30 Janeiro 2016 | 22h35

Por enquanto, há um Elias no final do túnel. E um Tite sentado no banco de reservas.

Se Elias não se for, como os outros campeões brasileiros, ainda há esperança de que o Corinthians se recomponha, ganhe força, moral e se mova com a classe dos últimos tempos sob o comando de um técnico que deveria também sair… só que para a seleção brasileira.

Neste domingo, contra o XV de Piracicaba, todos estarão atentos. Mesmo com a provável saída do jovem Malcom para o Bordeaux, às vésperas da estréia no Paulista, Tite não perde a linha, o comportamento, digamos, a educação esportiva.

De toda a turma que saiu até agora, Tite só não poderia ter deixado escapar o zagueiro Gil. E agora precisa rezar para que Elias não se vá. O meio-campista é a luz que brilha no final do túnel em que está a turma alvinegra.
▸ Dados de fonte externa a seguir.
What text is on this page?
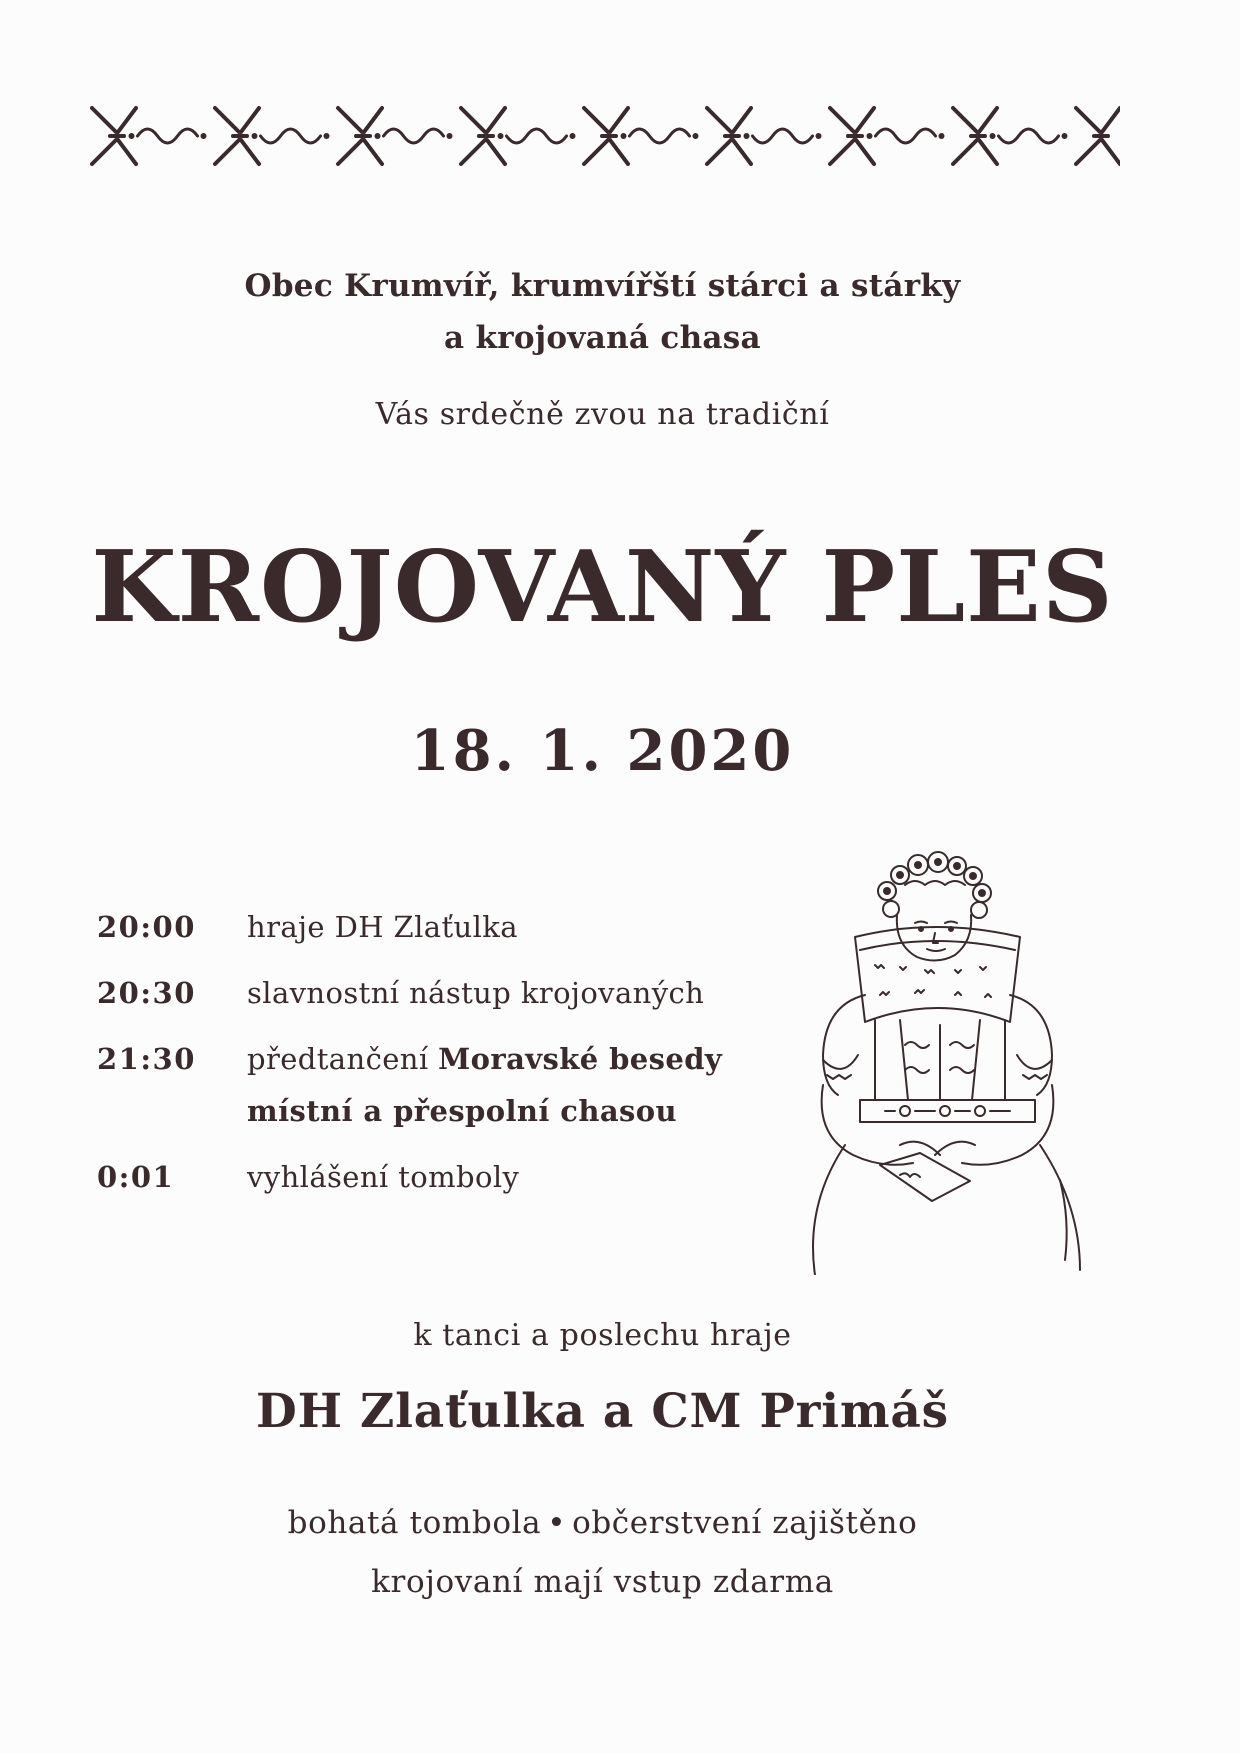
Obec Krumvíř, krumvířští stárci a stárky
a krojovaná chasa
Vás srdečně zvou na tradiční
KROJOVANÝ PLES
18. 1. 2020
20:00	hraje DH Zlaťulka
20:30	slavnostní nástup krojovaných
21:30	předtančení Moravské besedy
místní a přespolní chasou
0:01	vyhlášení tomboly
k tanci a poslechu hraje
DH Zlaťulka a CM Primáš
bohatá tombola • občerstvení zajištěno
krojovaní mají vstup zdarma
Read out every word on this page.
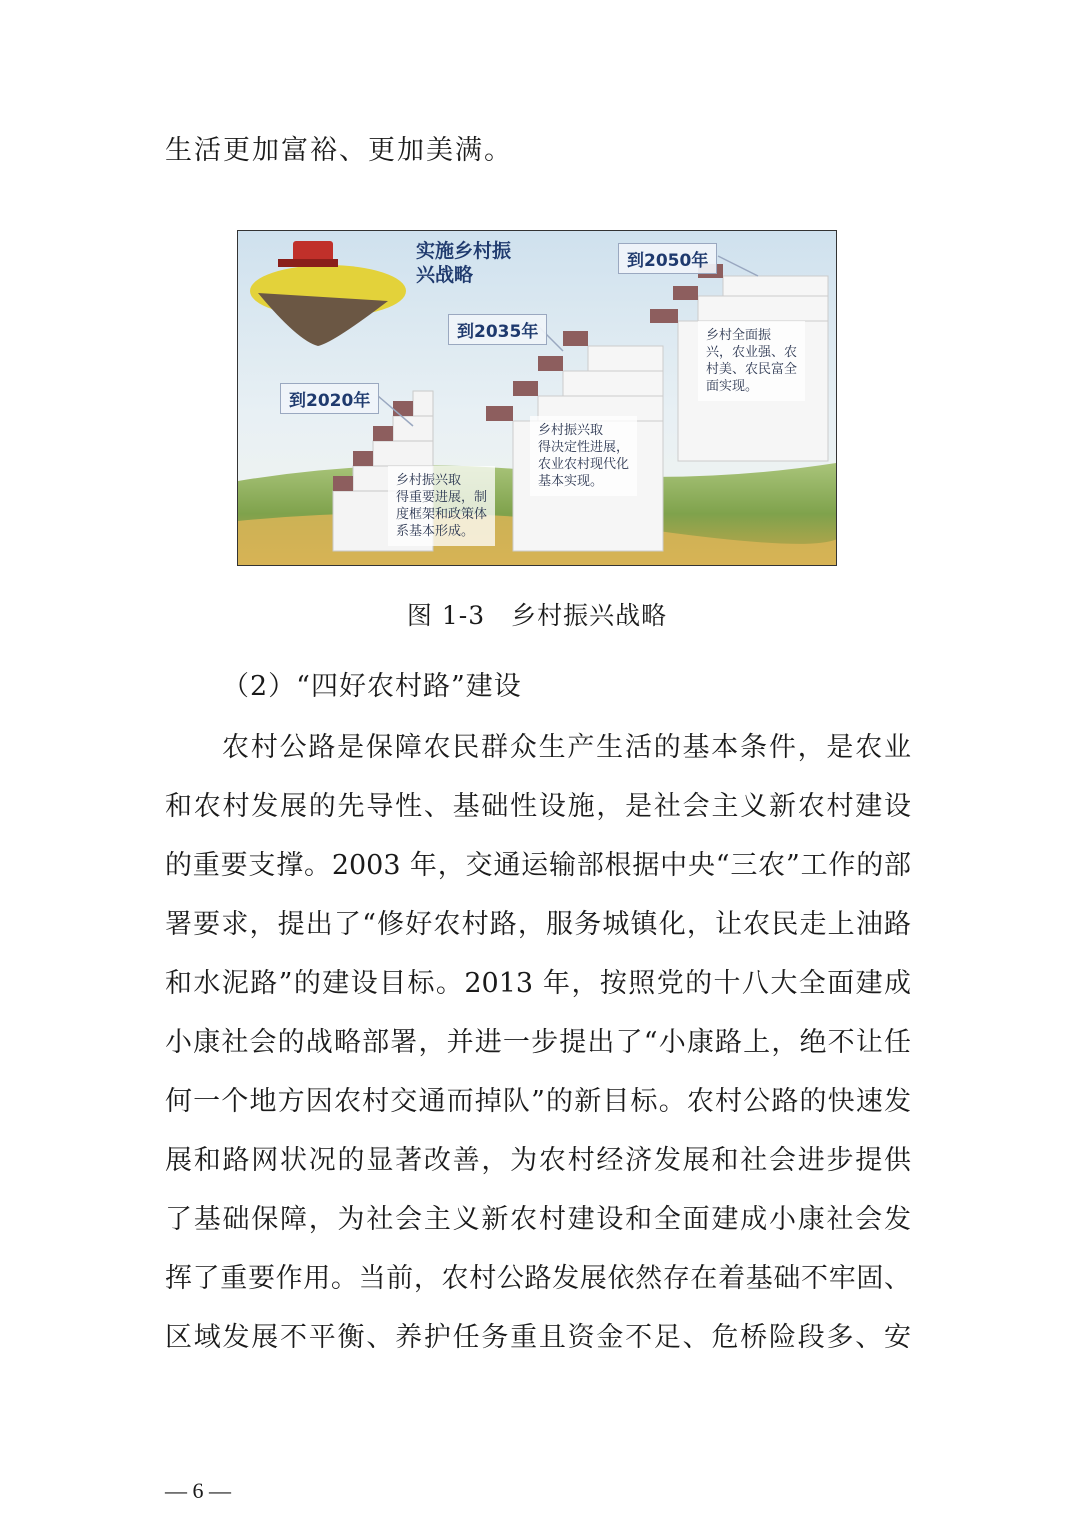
生活更加富裕、更加美满。
实施乡村振兴战略
到2020年
到2035年
到2050年
乡村振兴取
得重要进展，制
度框架和政策体
系基本形成。
乡村振兴取
得决定性进展，
农业农村现代化
基本实现。
乡村全面振
兴，农业强、农
村美、农民富全
面实现。
图 1-3　乡村振兴战略
（2）“四好农村路”建设
农村公路是保障农民群众生产生活的基本条件，是农业
和农村发展的先导性、基础性设施，是社会主义新农村建设
的重要支撑。2003 年，交通运输部根据中央“三农”工作的部
署要求，提出了“修好农村路，服务城镇化，让农民走上油路
和水泥路”的建设目标。2013 年，按照党的十八大全面建成
小康社会的战略部署，并进一步提出了“小康路上，绝不让任
何一个地方因农村交通而掉队”的新目标。农村公路的快速发
展和路网状况的显著改善，为农村经济发展和社会进步提供
了基础保障，为社会主义新农村建设和全面建成小康社会发
挥了重要作用。当前，农村公路发展依然存在着基础不牢固、
区域发展不平衡、养护任务重且资金不足、危桥险段多、安
— 6 —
Eliás é quem, ao lado de Danilo e Cássio, pode dar segurança aos que chegam para recompor a equipe. Afinal, a Libertadores vem aí e não vai ser fácil explicar para a torcida o que fez a diretoria aceitar um desmanche desta proporção, com o estádio lotado e com patrocínios milionários.

Algum erro aconteceu na condução da nação alvinegra. E ele não foi de Tite, nem de seus jogadores. Que a direção apresente as desculpas, contrate as peças necessárias e interrompa de vez a sangria de craques.

Afinal, um campeão brasileiro não pode se tornar mero figurante dos torneios apenas alguns meses após a grande conquista.